Nous avions accosté dans un petit port pittoresque. Les maisons à colombages se ressemblaient toutes et les rues étaient animées par le marché matinal. Je remarquai que les habitants me jetaient quelques regards, sûrement à cause de mes habits. C'est sûr que j'étais mille fois mieux vêtu que ces simples pécheurs et éleveurs de mouton. Enfin bref...

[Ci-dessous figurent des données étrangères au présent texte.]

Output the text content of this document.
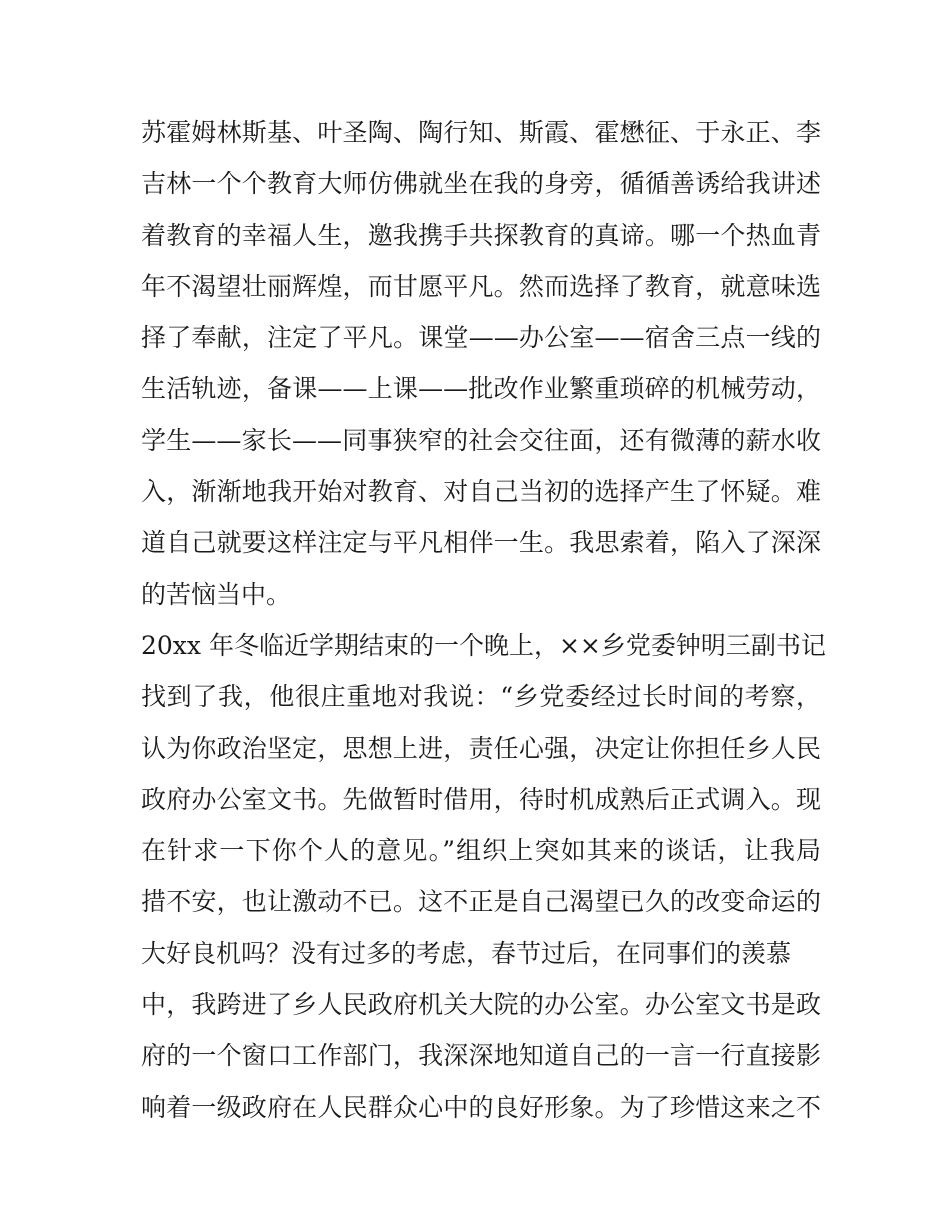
苏霍姆林斯基、叶圣陶、陶行知、斯霞、霍懋征、于永正、李
吉林一个个教育大师仿佛就坐在我的身旁，循循善诱给我讲述
着教育的幸福人生，邀我携手共探教育的真谛。哪一个热血青
年不渴望壮丽辉煌，而甘愿平凡。然而选择了教育，就意味选
择了奉献，注定了平凡。课堂——办公室——宿舍三点一线的
生活轨迹，备课——上课——批改作业繁重琐碎的机械劳动，
学生——家长——同事狭窄的社会交往面，还有微薄的薪水收
入，渐渐地我开始对教育、对自己当初的选择产生了怀疑。难
道自己就要这样注定与平凡相伴一生。我思索着，陷入了深深
的苦恼当中。
20xx 年冬临近学期结束的一个晚上，××乡党委钟明三副书记
找到了我，他很庄重地对我说：“乡党委经过长时间的考察，
认为你政治坚定，思想上进，责任心强，决定让你担任乡人民
政府办公室文书。先做暂时借用，待时机成熟后正式调入。现
在针求一下你个人的意见。”组织上突如其来的谈话，让我局
措不安，也让激动不已。这不正是自己渴望已久的改变命运的
大好良机吗？没有过多的考虑，春节过后，在同事们的羡慕
中，我跨进了乡人民政府机关大院的办公室。办公室文书是政
府的一个窗口工作部门，我深深地知道自己的一言一行直接影
响着一级政府在人民群众心中的良好形象。为了珍惜这来之不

Je me dirigeai d'un pas vif vers la caserne où se trouvait la garnison de l'île. C'était un assez grand bâtiment où une centaine de soldats s’entraînaient dans la cour à mon arrivé. Un caporal me remarqua et me demanda de m'identifier. Je me présentais alors et lui fis comprendre que je voulais voir le lieutenant présent durant l'attaque pour lui poser deux où trois questions. Passé la surprise et, une fois s'être inutilement excusé au cas où il aurait été rude envers moi, il me guida jusqu'à la chambre où se trouvait le lieutenant. Une fois arrivés, il nous laissa seul à seul.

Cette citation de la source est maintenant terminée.